In 2005, the Downtown center would see 30-to-35 day-laborers every day. In 2011, that number has climbed to about 60, Lopez said.
“Right now, we know people that are losing everything; jobs, transportation, they sold their tools,” Lopez said. “It’s horrible. They are acclimating to that, but it’s horrible. It’s really sad.”
Lopez has to turn away a fair amount of people whose skills don’t match what the center offers, or who find the work too harsh because of their former job.
“Imagine someone that was an accountant or a professional working in an office and then they go to work in a warehouse loading and unloading boxes,” Lopez said. “Sometimes, people can’t see themselves doing that.”
For many, the physical strain experienced at the jobs, and desperate daily search for work is brand new. Whereas, before the recession, 83 percent relied on day-labor work as their sole source of income.
“We have a job lined up in a few minutes, where I’m going to send out four workers,” Lopez said. “I believe this crew is going to have a couple Latinos, one African American and another white guy. The African American and white guy have never done this job. So, they go with those who know so they can see how the job is done.”

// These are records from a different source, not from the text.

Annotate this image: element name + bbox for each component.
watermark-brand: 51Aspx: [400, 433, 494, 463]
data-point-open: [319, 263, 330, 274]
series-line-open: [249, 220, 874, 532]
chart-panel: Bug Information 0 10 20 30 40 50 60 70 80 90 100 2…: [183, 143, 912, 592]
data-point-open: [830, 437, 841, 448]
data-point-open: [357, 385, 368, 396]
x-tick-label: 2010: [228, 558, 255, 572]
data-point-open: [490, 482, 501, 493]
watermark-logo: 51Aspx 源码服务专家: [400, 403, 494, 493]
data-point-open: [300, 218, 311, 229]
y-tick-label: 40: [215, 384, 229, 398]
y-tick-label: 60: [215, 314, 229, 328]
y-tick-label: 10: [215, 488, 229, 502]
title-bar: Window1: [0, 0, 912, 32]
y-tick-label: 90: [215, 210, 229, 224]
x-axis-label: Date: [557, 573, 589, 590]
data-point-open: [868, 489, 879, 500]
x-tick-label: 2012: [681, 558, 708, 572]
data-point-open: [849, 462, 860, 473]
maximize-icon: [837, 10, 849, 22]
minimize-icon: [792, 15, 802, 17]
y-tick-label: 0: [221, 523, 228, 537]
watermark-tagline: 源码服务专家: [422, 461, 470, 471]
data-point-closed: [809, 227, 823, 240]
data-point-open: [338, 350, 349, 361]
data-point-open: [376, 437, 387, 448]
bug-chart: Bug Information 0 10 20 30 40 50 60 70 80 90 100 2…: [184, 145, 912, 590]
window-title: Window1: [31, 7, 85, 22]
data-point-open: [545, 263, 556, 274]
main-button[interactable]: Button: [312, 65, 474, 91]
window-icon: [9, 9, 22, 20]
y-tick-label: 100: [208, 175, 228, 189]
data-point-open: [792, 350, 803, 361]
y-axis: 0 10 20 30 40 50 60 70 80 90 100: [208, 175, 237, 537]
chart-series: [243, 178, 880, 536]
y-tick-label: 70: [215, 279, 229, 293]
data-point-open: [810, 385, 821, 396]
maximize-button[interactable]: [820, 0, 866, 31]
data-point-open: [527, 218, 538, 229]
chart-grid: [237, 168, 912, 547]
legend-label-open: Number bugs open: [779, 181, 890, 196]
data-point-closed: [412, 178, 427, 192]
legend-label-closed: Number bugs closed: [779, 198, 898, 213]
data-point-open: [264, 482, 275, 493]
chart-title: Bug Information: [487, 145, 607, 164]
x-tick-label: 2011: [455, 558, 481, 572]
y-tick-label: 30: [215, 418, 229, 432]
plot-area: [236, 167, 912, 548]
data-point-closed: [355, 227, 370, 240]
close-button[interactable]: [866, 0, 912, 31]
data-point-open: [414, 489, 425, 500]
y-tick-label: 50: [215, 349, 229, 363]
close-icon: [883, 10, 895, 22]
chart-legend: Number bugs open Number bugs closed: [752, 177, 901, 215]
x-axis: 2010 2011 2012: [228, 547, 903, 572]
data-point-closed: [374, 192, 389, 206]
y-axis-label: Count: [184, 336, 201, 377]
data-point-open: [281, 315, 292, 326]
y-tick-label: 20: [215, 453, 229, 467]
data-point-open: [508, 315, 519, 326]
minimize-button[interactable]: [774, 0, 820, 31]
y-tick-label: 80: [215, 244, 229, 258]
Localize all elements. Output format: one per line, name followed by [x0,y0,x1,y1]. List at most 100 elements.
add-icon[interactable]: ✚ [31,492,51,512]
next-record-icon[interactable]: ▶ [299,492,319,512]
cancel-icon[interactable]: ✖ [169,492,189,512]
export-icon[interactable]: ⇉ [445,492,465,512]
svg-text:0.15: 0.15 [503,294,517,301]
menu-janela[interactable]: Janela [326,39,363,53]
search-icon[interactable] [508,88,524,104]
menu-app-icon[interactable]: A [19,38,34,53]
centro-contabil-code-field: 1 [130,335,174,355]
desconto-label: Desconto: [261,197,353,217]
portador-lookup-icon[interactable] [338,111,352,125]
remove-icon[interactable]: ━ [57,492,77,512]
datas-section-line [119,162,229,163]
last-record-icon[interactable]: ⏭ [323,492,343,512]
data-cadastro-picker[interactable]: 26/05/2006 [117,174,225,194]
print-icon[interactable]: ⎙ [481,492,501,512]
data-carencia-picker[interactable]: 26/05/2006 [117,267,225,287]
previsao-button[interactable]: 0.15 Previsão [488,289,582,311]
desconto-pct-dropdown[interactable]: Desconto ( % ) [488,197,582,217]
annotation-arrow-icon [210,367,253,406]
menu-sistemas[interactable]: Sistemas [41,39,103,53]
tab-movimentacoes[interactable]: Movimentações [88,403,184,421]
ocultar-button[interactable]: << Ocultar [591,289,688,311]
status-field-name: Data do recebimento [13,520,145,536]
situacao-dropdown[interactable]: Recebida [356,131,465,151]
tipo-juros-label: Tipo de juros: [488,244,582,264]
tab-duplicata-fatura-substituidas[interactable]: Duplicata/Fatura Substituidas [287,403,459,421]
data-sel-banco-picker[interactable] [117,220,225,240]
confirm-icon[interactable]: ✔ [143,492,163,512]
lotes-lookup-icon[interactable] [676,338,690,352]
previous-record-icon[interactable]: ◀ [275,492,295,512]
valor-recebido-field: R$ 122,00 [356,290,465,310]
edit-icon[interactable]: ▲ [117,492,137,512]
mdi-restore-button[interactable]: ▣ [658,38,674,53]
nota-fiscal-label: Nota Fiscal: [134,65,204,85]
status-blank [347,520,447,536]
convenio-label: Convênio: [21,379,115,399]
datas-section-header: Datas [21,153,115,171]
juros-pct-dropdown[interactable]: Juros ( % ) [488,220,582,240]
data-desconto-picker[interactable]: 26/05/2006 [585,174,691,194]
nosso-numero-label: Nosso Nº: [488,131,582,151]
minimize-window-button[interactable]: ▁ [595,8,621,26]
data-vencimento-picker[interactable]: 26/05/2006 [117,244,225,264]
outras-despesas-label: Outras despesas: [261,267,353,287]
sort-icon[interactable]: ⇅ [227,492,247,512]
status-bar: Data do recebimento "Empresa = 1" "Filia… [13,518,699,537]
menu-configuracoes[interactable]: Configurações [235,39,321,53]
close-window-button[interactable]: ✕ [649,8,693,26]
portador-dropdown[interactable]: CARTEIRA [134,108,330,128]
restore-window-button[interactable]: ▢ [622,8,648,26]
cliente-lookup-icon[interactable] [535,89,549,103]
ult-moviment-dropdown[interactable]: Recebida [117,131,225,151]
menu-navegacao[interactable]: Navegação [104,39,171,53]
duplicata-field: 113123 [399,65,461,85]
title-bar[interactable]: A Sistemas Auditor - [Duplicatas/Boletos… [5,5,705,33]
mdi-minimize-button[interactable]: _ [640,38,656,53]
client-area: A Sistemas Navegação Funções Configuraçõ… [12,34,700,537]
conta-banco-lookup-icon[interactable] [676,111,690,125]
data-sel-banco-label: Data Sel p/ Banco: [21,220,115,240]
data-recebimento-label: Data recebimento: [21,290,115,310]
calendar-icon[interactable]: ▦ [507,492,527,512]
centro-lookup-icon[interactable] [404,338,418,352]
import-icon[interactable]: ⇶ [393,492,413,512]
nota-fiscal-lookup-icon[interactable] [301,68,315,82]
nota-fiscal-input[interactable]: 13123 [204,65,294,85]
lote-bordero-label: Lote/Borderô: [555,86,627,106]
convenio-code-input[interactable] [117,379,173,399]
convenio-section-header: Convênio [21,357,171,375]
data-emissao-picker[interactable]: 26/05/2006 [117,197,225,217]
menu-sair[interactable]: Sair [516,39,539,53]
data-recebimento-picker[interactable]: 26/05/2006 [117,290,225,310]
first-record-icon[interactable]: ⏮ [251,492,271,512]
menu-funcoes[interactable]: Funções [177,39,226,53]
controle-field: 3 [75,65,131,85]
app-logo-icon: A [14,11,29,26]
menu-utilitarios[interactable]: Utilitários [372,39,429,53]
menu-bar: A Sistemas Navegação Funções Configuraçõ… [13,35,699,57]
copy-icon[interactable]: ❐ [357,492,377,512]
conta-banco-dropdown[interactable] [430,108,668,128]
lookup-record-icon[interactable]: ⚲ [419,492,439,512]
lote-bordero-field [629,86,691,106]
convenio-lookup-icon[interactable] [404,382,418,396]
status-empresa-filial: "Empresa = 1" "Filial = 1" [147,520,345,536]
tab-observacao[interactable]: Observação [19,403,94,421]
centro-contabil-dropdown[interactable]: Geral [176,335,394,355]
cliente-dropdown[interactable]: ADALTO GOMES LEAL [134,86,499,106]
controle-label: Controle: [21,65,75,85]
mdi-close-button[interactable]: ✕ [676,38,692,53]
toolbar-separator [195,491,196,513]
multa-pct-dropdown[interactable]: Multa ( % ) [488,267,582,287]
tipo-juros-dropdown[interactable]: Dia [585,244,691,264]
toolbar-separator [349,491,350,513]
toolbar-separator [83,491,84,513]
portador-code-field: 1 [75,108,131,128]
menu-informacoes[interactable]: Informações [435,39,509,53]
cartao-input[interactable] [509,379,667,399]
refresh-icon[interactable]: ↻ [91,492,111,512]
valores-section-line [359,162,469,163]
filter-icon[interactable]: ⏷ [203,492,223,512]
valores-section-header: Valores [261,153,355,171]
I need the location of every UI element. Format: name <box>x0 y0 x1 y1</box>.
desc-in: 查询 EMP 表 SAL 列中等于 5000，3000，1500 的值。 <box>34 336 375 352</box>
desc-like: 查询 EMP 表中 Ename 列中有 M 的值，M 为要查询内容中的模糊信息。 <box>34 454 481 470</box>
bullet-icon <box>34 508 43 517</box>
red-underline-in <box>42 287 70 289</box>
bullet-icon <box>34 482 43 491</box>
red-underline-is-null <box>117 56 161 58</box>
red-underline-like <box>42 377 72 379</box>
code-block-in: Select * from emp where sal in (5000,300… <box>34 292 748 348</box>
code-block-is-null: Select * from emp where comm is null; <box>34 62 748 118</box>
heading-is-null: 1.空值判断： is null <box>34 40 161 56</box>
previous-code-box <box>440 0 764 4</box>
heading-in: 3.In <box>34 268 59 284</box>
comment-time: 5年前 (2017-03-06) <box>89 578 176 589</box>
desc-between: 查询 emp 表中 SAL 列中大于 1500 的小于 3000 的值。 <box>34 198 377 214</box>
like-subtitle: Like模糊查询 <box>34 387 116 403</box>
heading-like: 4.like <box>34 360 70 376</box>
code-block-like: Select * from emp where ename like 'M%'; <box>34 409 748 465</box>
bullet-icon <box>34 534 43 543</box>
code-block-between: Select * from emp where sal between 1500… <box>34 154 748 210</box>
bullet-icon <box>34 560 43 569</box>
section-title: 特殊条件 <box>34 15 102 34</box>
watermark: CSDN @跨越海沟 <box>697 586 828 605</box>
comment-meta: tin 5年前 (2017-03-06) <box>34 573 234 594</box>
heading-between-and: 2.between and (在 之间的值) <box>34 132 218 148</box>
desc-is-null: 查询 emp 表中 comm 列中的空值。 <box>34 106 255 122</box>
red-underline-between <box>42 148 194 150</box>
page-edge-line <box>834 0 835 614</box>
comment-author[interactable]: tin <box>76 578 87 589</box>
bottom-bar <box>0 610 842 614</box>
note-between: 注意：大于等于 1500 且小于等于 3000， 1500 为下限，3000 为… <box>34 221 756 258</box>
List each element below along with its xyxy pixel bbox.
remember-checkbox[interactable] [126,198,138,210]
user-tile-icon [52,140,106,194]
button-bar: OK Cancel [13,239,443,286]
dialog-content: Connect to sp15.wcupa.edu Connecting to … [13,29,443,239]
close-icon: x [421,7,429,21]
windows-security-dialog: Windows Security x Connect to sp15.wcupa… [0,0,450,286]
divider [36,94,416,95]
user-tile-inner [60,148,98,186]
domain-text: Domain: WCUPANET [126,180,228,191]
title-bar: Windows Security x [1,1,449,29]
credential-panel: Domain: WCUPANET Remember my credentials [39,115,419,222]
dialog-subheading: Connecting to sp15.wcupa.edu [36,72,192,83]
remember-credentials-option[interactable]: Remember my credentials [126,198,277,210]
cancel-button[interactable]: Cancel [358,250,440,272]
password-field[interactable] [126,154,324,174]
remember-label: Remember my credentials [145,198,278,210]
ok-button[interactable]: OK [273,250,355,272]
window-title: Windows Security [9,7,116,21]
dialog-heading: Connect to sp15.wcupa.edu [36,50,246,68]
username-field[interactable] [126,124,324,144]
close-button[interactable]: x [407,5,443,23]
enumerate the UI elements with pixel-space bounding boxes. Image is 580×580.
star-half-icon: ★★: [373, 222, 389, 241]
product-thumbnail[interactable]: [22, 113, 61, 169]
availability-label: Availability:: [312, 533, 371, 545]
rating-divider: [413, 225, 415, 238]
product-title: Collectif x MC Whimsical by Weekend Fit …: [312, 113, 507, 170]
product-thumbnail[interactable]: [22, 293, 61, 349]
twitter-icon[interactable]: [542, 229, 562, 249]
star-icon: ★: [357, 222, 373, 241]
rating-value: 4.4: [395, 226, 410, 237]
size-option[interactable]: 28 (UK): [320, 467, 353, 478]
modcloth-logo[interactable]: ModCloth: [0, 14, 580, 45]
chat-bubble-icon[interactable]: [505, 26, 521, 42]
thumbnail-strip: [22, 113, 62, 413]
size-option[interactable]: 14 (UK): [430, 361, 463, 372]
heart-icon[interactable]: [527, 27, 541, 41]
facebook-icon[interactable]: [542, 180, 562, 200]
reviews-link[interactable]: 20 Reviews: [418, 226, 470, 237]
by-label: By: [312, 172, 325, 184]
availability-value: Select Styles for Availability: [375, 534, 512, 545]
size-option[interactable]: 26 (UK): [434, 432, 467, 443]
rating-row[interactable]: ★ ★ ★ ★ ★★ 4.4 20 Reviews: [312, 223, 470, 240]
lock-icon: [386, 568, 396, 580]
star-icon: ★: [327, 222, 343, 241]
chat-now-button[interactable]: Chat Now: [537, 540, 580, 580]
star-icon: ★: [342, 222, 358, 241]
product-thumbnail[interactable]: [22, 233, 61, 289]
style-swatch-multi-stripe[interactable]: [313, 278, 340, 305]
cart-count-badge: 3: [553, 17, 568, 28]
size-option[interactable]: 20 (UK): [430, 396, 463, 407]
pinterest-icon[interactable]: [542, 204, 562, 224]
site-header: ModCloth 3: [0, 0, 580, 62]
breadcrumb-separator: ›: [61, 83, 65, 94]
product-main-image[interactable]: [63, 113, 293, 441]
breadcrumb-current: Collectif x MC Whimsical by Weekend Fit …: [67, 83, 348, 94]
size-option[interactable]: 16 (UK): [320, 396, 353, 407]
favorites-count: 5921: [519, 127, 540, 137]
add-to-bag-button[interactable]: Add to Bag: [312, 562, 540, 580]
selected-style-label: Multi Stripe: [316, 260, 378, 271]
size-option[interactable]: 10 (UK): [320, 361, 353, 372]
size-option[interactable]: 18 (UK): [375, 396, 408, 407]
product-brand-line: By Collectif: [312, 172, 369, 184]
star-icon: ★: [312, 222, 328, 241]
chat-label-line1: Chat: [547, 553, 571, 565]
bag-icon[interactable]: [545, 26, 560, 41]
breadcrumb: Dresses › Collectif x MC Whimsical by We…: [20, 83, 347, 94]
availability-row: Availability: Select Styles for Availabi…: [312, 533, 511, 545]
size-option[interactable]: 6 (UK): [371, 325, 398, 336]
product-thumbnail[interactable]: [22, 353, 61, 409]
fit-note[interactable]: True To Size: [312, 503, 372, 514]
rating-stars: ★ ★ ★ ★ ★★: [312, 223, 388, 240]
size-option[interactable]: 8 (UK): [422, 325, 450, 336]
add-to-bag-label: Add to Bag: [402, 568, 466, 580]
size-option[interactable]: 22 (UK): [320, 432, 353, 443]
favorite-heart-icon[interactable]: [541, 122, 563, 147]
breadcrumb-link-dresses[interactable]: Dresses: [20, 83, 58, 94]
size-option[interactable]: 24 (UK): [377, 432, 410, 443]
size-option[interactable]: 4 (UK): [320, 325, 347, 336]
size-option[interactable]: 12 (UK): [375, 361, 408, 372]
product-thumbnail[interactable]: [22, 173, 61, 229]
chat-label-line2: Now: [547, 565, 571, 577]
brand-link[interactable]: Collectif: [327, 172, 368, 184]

Poorly done jobs hurt the professionals.
“I’ll say ‘Hey, we need a painter, Does anyone know how to paint?’” said Zepeda. “And everyone raises their hand. But out of those 20 people, only two know how to paint.”
Getting to America, and staying
For day laborers from Mexico, Central or South America, the sacrifice to reach America — and the “American Dream” — can be huge.
Trying to cross the border, undocumented immigrants can be held ransom and killed if their families do not wire money. If they do get across, they often owe “coyotes” between $5,000 to $7,000. When they do get established in Los Angeles, and find work, “they are often seen as criminals,” Svensson said. Theft of wages is common, as employers threaten to turn them in to immigration.
“The recession has, in fact, forced the wages down, as has the anti-immigrant movement,” said Svensson. “Bosses wrongly feel that workers are undocumented and wrongly think that this means workers have no rights.”
Day laborers are helpless, said Vareli.
“Contractor say ‘Hey, if you put a warning for me on Labor Commission, I’ll tell immigration.’
“People live in fear,” he said.
Holiday Season in America
Many people from Latin America also live wanting to return home, if only to see family members they left behind to chase the American Dream.
At CARECEN, no matter the dire circumstances, day laborers from all countries have, to a certain extent, a home.
“Everyone identifies with everyone else,” said Zepeda. “Everyone’s undocumented. They identify with that. Everyone speaks Spanish. They identify with that. Everyone struggles. Everyone’s poor. You create this brotherhood.
“We’re all in this. We’re all suffering, and I’m not the only one.”
With the arrival of the holiday season, the harsh realities of life in America, away from family members left in Latin America, amplify.
“We tell them, we understand you’d rather be home with your family, but unfortunately, the economic situation in your country forced you to come here,” said Zepeda. “We’re as close a thing to your family as you’re going to get. A lot of them will start talking about how ‘I want to be with my son. I haven’t seen my family in years.’
“There are a lot of emotions for a day laborer. Every Thanksgiving and Christmas, there are a lot of tears.”
Zepeda calls himself a “trans-national parent” to the day laborers.
“They came here because they don’t want their kids to day labor,” he said. “We replace that. I do. I become a family member to them. A son.”
This Thanksgiving, Zepeda helped serve turkey to hundreds of day laborers at CARECEN, including Vareli.